Cell cultures are turbid: they absorb some of the light and let the rest of it pass through. The higher the cell concentration is, the higher the turbidity. Spectrophotometers are electrical appliances that can measure turbidity very accurately. The culture is placed in a translucent cuvette, the cuvette placed in the machine, and the turbidity measured immediately. Simple mathematical formulae help convert the detected turbidity to cell concentration. Using spectrophotometry for measuring the turbidity of cultures is known as turbidometry.
In spectrophotometry, cultures usually do not need to be diluted, although above a certain cell density the results lose reliability. Of all the electrical appliances used for counting cells, a spectrophotometer is the cheapest and its operation the fastest and most straightforward. This has made spectrophotometry the methods of choice for quick measurements of bacterial growth and related applications. There are spectrophotometers in which several cuvettes can be inserted at one time, reducing work time even more. Additionally, there are spectrophotometers that require extremely small volumes of culture, as little as 1 microliter. This can be an advantage if the culture is precious and cannot be wasted. Spectrophotometry's drawback is its limited accuracy; it is the only method in which the cells are not counted directly—the machine measures light, not cells. This, combined with the stochastic nature of liquid cultures, enables only an estimation of cell numbers.

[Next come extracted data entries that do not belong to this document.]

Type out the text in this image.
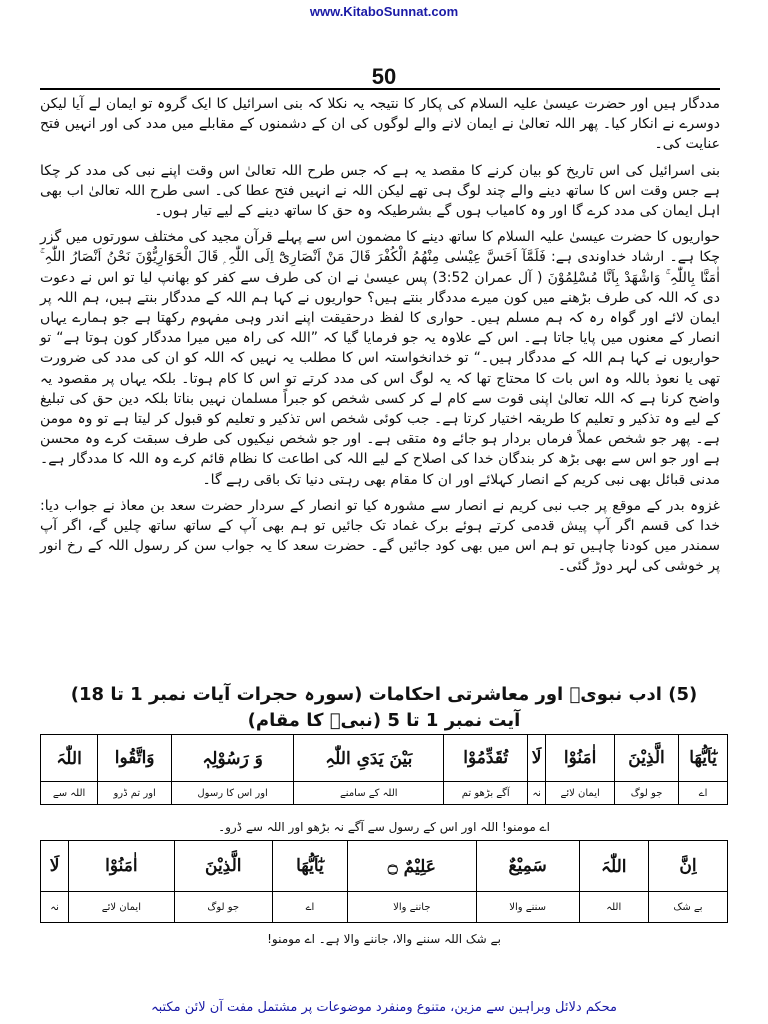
www.KitaboSunnat.com
50

مددگار ہیں اور حضرت عیسیٰ علیہ السلام کی پکار کا نتیجہ یہ نکلا کہ بنی اسرائیل کا ایک گروہ تو ایمان لے آیا لیکن دوسرے نے انکار کیا۔ پھر اللہ تعالیٰ نے ایمان لانے والے لوگوں کی ان کے دشمنوں کے مقابلے میں مدد کی اور انہیں فتح عنایت کی۔

بنی اسرائیل کی اس تاریخ کو بیان کرنے کا مقصد یہ ہے کہ جس طرح اللہ تعالیٰ اس وقت اپنے نبی کی مدد کر چکا ہے جس وقت اس کا ساتھ دینے والے چند لوگ ہی تھے لیکن اللہ نے انہیں فتح عطا کی۔ اسی طرح اللہ تعالیٰ اب بھی اہل ایمان کی مدد کرے گا اور وہ کامیاب ہوں گے بشرطیکہ وہ حق کا ساتھ دینے کے لیے تیار ہوں۔

حواریوں کا حضرت عیسیٰ علیہ السلام کا ساتھ دینے کا مضمون اس سے پہلے قرآن مجید کی مختلف سورتوں میں گزر چکا ہے۔ ارشاد خداوندی ہے: فَلَمَّآ اَحَسَّ عِیْسٰی مِنْھُمُ الْکُفْرَ قَالَ مَنْ اَنْصَارِیْٓ اِلَی اللّٰہِ ۭ قَالَ الْحَوَارِیُّوْنَ نَحْنُ اَنْصَارُ اللّٰہِ ۚ اٰمَنَّا بِاللّٰہِ ۚ وَاشْهَدْ بِاَنَّا مُسْلِمُوْنَ ( آل عمران 3:52) پس عیسیٰ نے ان کی طرف سے کفر کو بھانپ لیا تو اس نے دعوت دی کہ اللہ کی طرف بڑھنے میں کون میرے مددگار بنتے ہیں؟ حواریوں نے کہا ہم اللہ کے مددگار بنتے ہیں، ہم اللہ پر ایمان لائے اور گواہ رہ کہ ہم مسلم ہیں۔ حواری کا لفظ درحقیقت اپنے اندر وہی مفہوم رکھتا ہے جو ہمارے یہاں انصار کے معنوں میں پایا جاتا ہے۔ اس کے علاوہ یہ جو فرمایا گیا کہ ”اللہ کی راہ میں میرا مددگار کون ہوتا ہے“ تو حواریوں نے کہا ہم اللہ کے مددگار ہیں۔“ تو خدانخواستہ اس کا مطلب یہ نہیں کہ اللہ کو ان کی مدد کی ضرورت تھی یا نعوذ باللہ وہ اس بات کا محتاج تھا کہ یہ لوگ اس کی مدد کرتے تو اس کا کام ہوتا۔ بلکہ یہاں پر مقصود یہ واضح کرنا ہے کہ اللہ تعالیٰ اپنی قوت سے کام لے کر کسی شخص کو جبراً مسلمان نہیں بناتا بلکہ دین حق کی تبلیغ کے لیے وہ تذکیر و تعلیم کا طریقہ اختیار کرتا ہے۔ جب کوئی شخص اس تذکیر و تعلیم کو قبول کر لیتا ہے تو وہ مومن ہے۔ پھر جو شخص عملاً فرماں بردار ہو جائے وہ متقی ہے۔ اور جو شخص نیکیوں کی طرف سبقت کرے وہ محسن ہے اور جو اس سے بھی بڑھ کر بندگان خدا کی اصلاح کے لیے اللہ کی اطاعت کا نظام قائم کرے وہ اللہ کا مددگار ہے۔ مدنی قبائل بھی نبی کریم کے انصار کہلائے اور ان کا مقام بھی رہتی دنیا تک باقی رہے گا۔

غزوہ بدر کے موقع پر جب نبی کریم نے انصار سے مشورہ کیا تو انصار کے سردار حضرت سعد بن معاذ نے جواب دیا: خدا کی قسم اگر آپ پیش قدمی کرتے ہوئے برک غماد تک جائیں تو ہم بھی آپ کے ساتھ ساتھ چلیں گے، اگر آپ سمندر میں کودنا چاہیں تو ہم اس میں بھی کود جائیں گے۔ حضرت سعد کا یہ جواب سن کر رسول اللہ کے رخ انور پر خوشی کی لہر دوڑ گئی۔

(5) ادب نبویؐ اور معاشرتی احکامات (سورہ حجرات آیات نمبر 1 تا 18)
آیت نمبر 1 تا 5 (نبیؐ کا مقام)
یٰٓاَیُّھَا	الَّذِیْنَ	اٰمَنُوْا	لَا	تُقَدِّمُوْا	بَیْنَ یَدَیِ اللّٰہِ	وَ رَسُوْلِہٖ	وَاتَّقُوا	اللّٰہَ
اے	جو لوگ	ایمان لائے	نہ	آگے بڑھو تم	اللہ کے سامنے	اور اس کا رسول	اور تم ڈرو	اللہ سے
اے مومنو! اللہ اور اس کے رسول سے آگے نہ بڑھو اور اللہ سے ڈرو۔
اِنَّ	اللّٰہَ	سَمِیْعٌ	عَلِیْمٌ ۝	یٰٓاَیُّھَا	الَّذِیْنَ	اٰمَنُوْا	لَا
بے شک	اللہ	سننے والا	جاننے والا	اے	جو لوگ	ایمان لائے	نہ
بے شک اللہ سننے والا، جاننے والا ہے۔ اے مومنو!
محکم دلائل وبراہین سے مزین، متنوع ومنفرد موضوعات پر مشتمل مفت آن لائن مکتبہ
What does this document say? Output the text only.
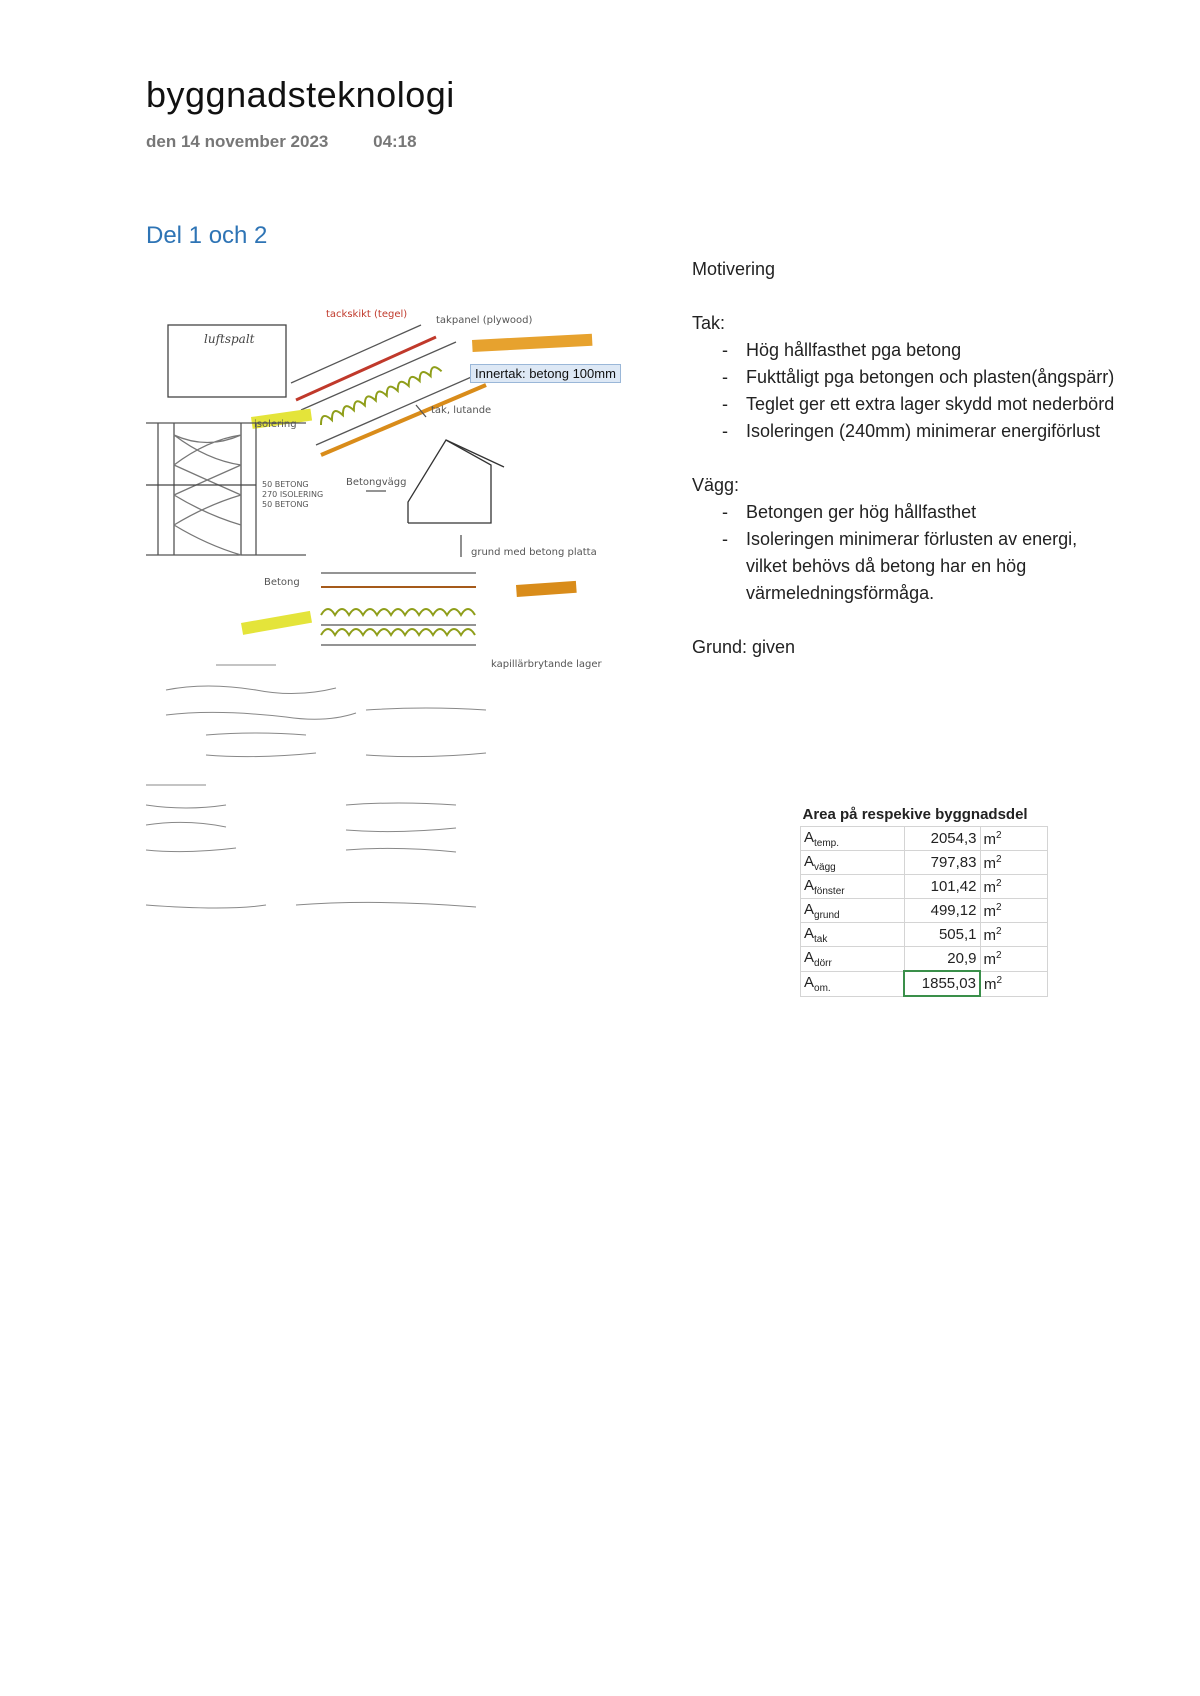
byggnadsteknologi
den 14 november 2023	04:18
Del 1 och 2
luftspalt
takpanel (plywood)
tackskikt (tegel)
isolering
tak, lutande
Betongvägg
50 BETONG
270 ISOLERING
50 BETONG
grund med betong platta
Betong
kapillärbrytande lager
Innertak: betong 100mm

Motivering

Tak:

- Hög hållfasthet pga betong
- Fukttåligt pga betongen och plasten(ångspärr)
- Teglet ger ett extra lager skydd mot nederbörd
- Isoleringen (240mm) minimerar energiförlust

Vägg:

- Betongen ger hög hållfasthet
- Isoleringen minimerar förlusten av energi, vilket behövs då betong har en hög värmeledningsförmåga.

Grund: given

Area på respekive byggnadsdel		
$A_{temp.}$	2054,3	$m^2$
$A_{vägg}$	797,83	$m^2$
$A_{fönster}$	101,42	$m^2$
$A_{grund}$	499,12	$m^2$
$A_{tak}$	505,1	$m^2$
$A_{dörr}$	20,9	$m^2$
$A_{om.}$	1855,03	$m^2$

A Coulter counter is an appliance that can counts cells as well as measure their volume. It is based on the fact that cells show great electrical resistance; in other words, they conduct almost no electricity. In a Coulter counter the cells, swimming in a solution that conducts electricity, are sucked one by one into a tiny gap. Flanking the gap are two electrodes that conduct electricity. When no cell is in the gap, electricity flows unabated, but when a cell is sucked into the gap the current is resisted. The Coulter counter counts the number of such events and also measures the current (and hence the resistance), which directly correlates to the volume of the cell trapped. A similar system is the CASY cell counting technology.
Coulter and CASY counters are much cheaper than flow cytometers, and for applications that require cell numbers and sizes, such as cell-cycle research, they are the method of choice. Its advantage over the methods above is the large number of cells that can be processed in a short time, namely: thousands of cells per second. This offers great accuracy and statistical significance.
Flow cytometry is by far the most sophisticated and expensive method for cell counting. In a flow cytometer the cells flow in a narrow stream in front of a laser beam. The beam hits them one by one, and a light detector picks up the light that is reflected from the cells.
Flow cetometers have many other abilities, such as analyzing the shape of cells and their internal and external structures, as well as measuring the amount of specific proteins and other biochemicals in the cells. Therefore, flow cytometers are rarely purchased for the sole purpose of counting cells.